Die emotionalen Zerreißproben der Leidenschaft und die Ambivalenzen von Liebe und Hass sind keine moderne Erfindung. Sie zerquälte auch schon die Dichter der Antike, die diverse Philosophien der Lebenskunst ersannen, um den Schmerz zu bannen und ihr Interesse an ungefährdeter Lust zu bewahren. Der römische Dichter Catull, der von ca. 87/86 v. Chr. bis ca. 58/57 v. Chr. lebte, konnte es sich durch seine ökonomische Unabhängigkeit von Patronen leisten, seinen Epikureismus, also sein hedonistisches Lebensprogramm, in sehr drastischen, von Rücksichtnahme freien Gedichten zu bekennen.
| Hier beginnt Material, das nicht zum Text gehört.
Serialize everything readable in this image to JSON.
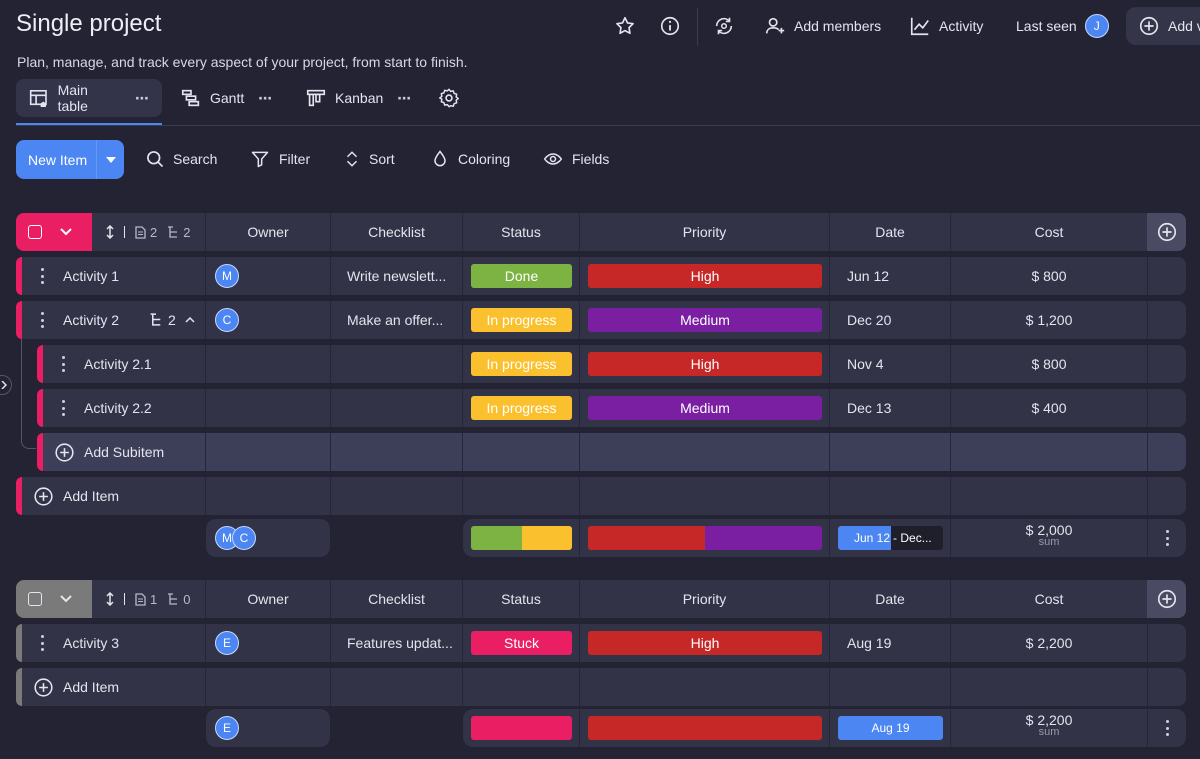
{
  "header": {
    "title": "Single project",
    "subtitle": "Plan, manage, and track every aspect of your project, from start to finish.",
    "add_members": "Add members",
    "activity": "Activity",
    "last_seen": "Last seen",
    "last_seen_avatar": "J",
    "add_view": "Add v"
  },
  "views": [
    {
      "label": "Main table",
      "dots": "⋯"
    },
    {
      "label": "Gantt",
      "dots": "⋯"
    },
    {
      "label": "Kanban",
      "dots": "⋯"
    }
  ],
  "toolbar": {
    "new_item": "New Item",
    "search": "Search",
    "filter": "Filter",
    "sort": "Sort",
    "coloring": "Coloring",
    "fields": "Fields"
  },
  "columns": [
    "Owner",
    "Checklist",
    "Status",
    "Priority",
    "Date",
    "Cost"
  ],
  "colors": {
    "accent": "#4b86f2",
    "group1": "#e91e63",
    "group2": "#7a7a7a",
    "done": "#7cb342",
    "in_progress": "#fbc02d",
    "stuck": "#e91e63",
    "high": "#c62828",
    "medium": "#7b1fa2"
  },
  "group1": {
    "counts": {
      "docs": "2",
      "subitems": "2"
    },
    "rows": [
      {
        "name": "Activity 1",
        "owner": "M",
        "checklist": "Write newslett...",
        "status": "Done",
        "priority": "High",
        "date": "Jun 12",
        "cost": "$ 800"
      },
      {
        "name": "Activity 2",
        "subcount": "2",
        "owner": "C",
        "checklist": "Make an offer...",
        "status": "In progress",
        "priority": "Medium",
        "date": "Dec 20",
        "cost": "$ 1,200"
      },
      {
        "name": "Activity 2.1",
        "status": "In progress",
        "priority": "High",
        "date": "Nov 4",
        "cost": "$ 800"
      },
      {
        "name": "Activity 2.2",
        "status": "In progress",
        "priority": "Medium",
        "date": "Dec 13",
        "cost": "$ 400"
      }
    ],
    "add_subitem": "Add Subitem",
    "add_item": "Add Item",
    "summary": {
      "owners": [
        "M",
        "C"
      ],
      "date_start": "Jun 12",
      "date_end": "- Dec...",
      "cost": "$ 2,000",
      "cost_label": "sum"
    }
  },
  "group2": {
    "counts": {
      "docs": "1",
      "subitems": "0"
    },
    "rows": [
      {
        "name": "Activity 3",
        "owner": "E",
        "checklist": "Features updat...",
        "status": "Stuck",
        "priority": "High",
        "date": "Aug 19",
        "cost": "$ 2,200"
      }
    ],
    "add_item": "Add Item",
    "summary": {
      "owners": [
        "E"
      ],
      "date": "Aug 19",
      "cost": "$ 2,200",
      "cost_label": "sum"
    }
  }
}
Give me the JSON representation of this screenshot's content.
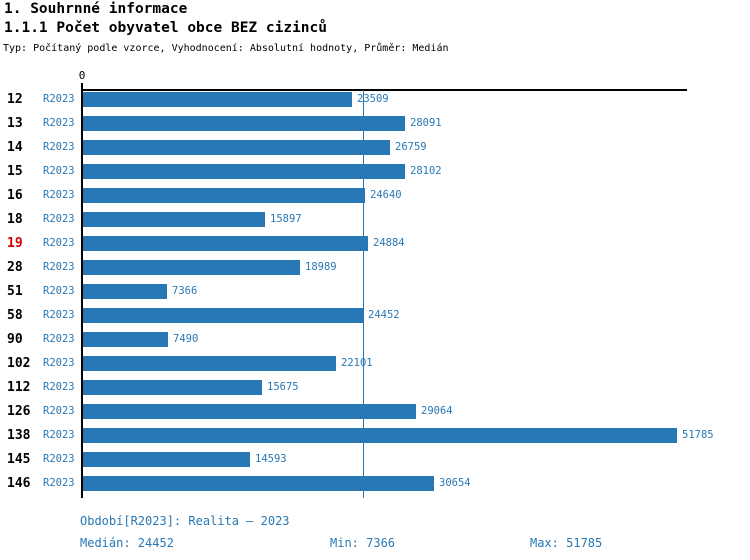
{
  "header": {
    "title": "1. Souhrnné informace",
    "subtitle": "1.1.1 Počet obyvatel obce BEZ cizinců",
    "meta": "Typ: Počítaný podle vzorce, Vyhodnocení: Absolutní hodnoty, Průměr: Medián"
  },
  "chart_data": {
    "type": "bar",
    "orientation": "horizontal",
    "series_label": "R2023",
    "categories": [
      "12",
      "13",
      "14",
      "15",
      "16",
      "18",
      "19",
      "28",
      "51",
      "58",
      "90",
      "102",
      "112",
      "126",
      "138",
      "145",
      "146"
    ],
    "values": [
      23509,
      28091,
      26759,
      28102,
      24640,
      15897,
      24884,
      18989,
      7366,
      24452,
      7490,
      22101,
      15675,
      29064,
      51785,
      14593,
      30654
    ],
    "highlighted_category": "19",
    "axis_zero_label": "0",
    "xlim": [
      0,
      52600
    ],
    "median_line_value": 24452,
    "median": 24452,
    "min": 7366,
    "max": 51785,
    "bar_color": "#2878b5",
    "highlight_color": "#d40000",
    "grid": false,
    "legend_position": "none"
  },
  "footer": {
    "period": "Období[R2023]: Realita – 2023",
    "median_label": "Medián: 24452",
    "min_label": "Min: 7366",
    "max_label": "Max: 51785"
  }
}
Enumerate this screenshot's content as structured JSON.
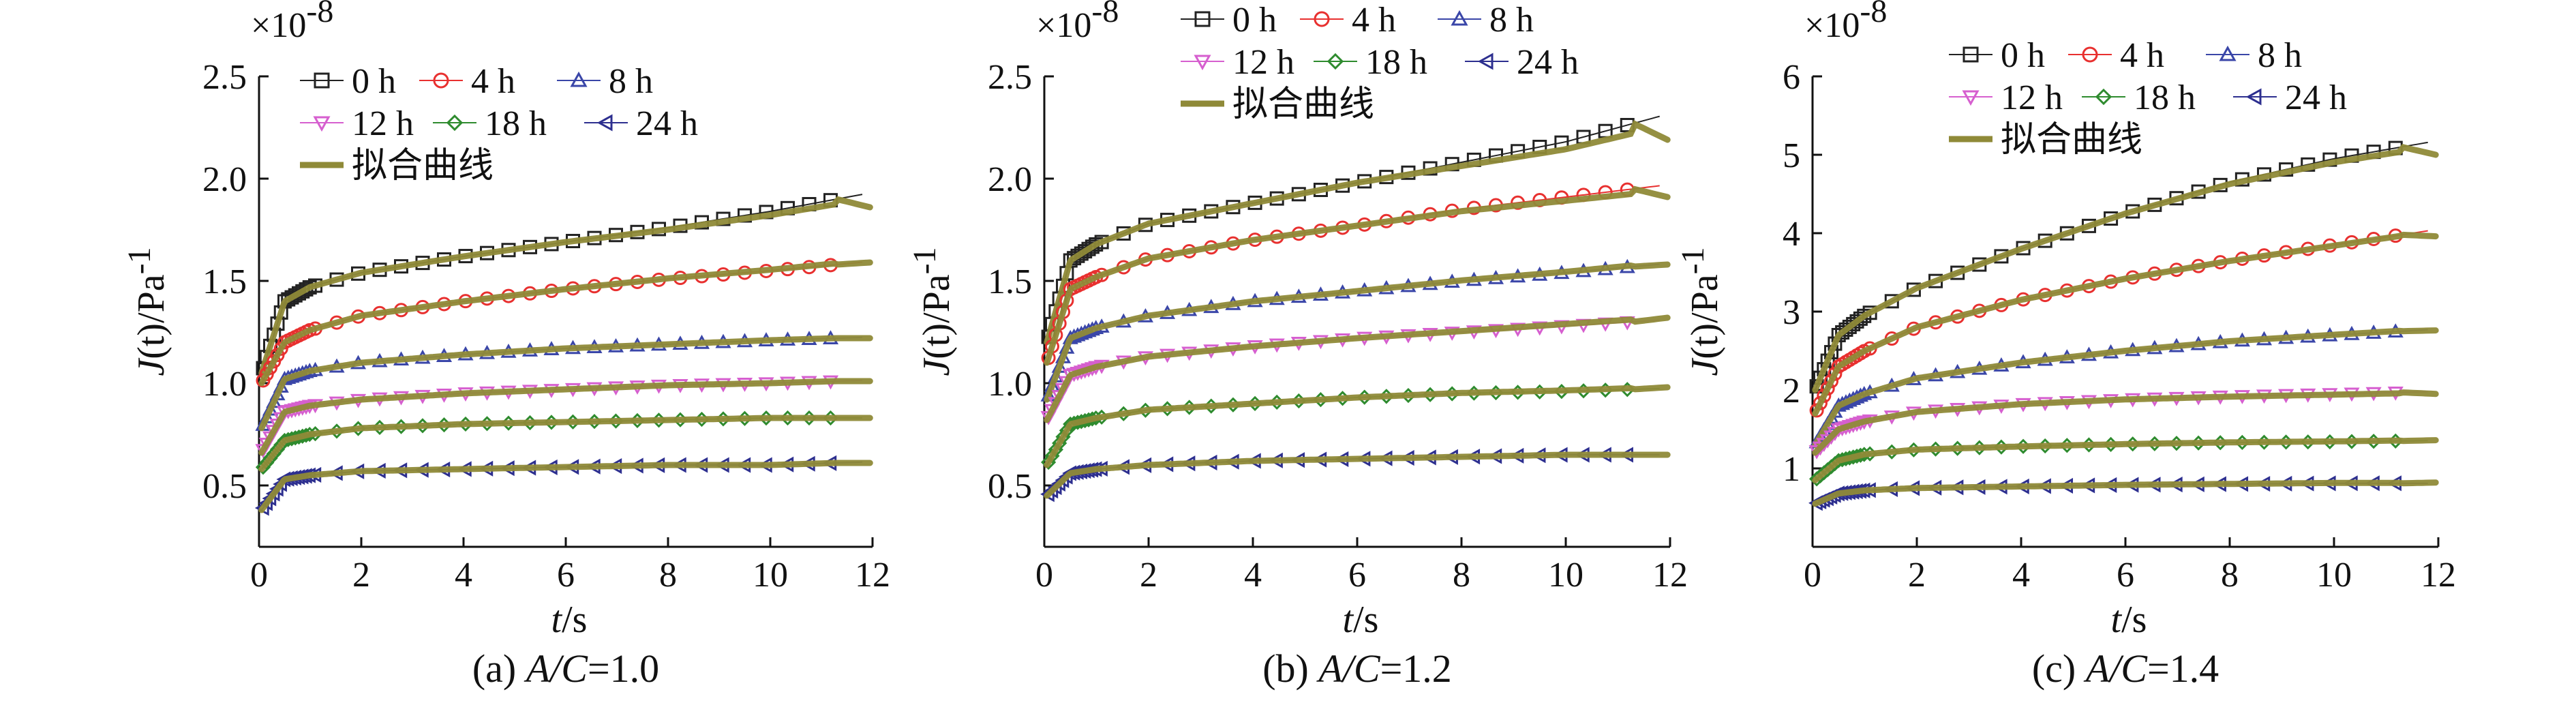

Catulls berühmtestes Gedicht, das „Carmen“ 85, handelt von dieser verzweifelten Zerrissenheit zwischen Liebe und Hass. Das Gedicht-Ich vermag den Ursprung dieser „höllischen Pein“ – wie es in einer von rund 80 Übersetzungen ins Deutsche heißt – nicht zu ergründen. Was sich als sinnliche Erfahrung mitteilt, ist einzig die Anwesenheit des Schmerzes selber, der als martervolle „Kreuzigung“ beschrieben wird.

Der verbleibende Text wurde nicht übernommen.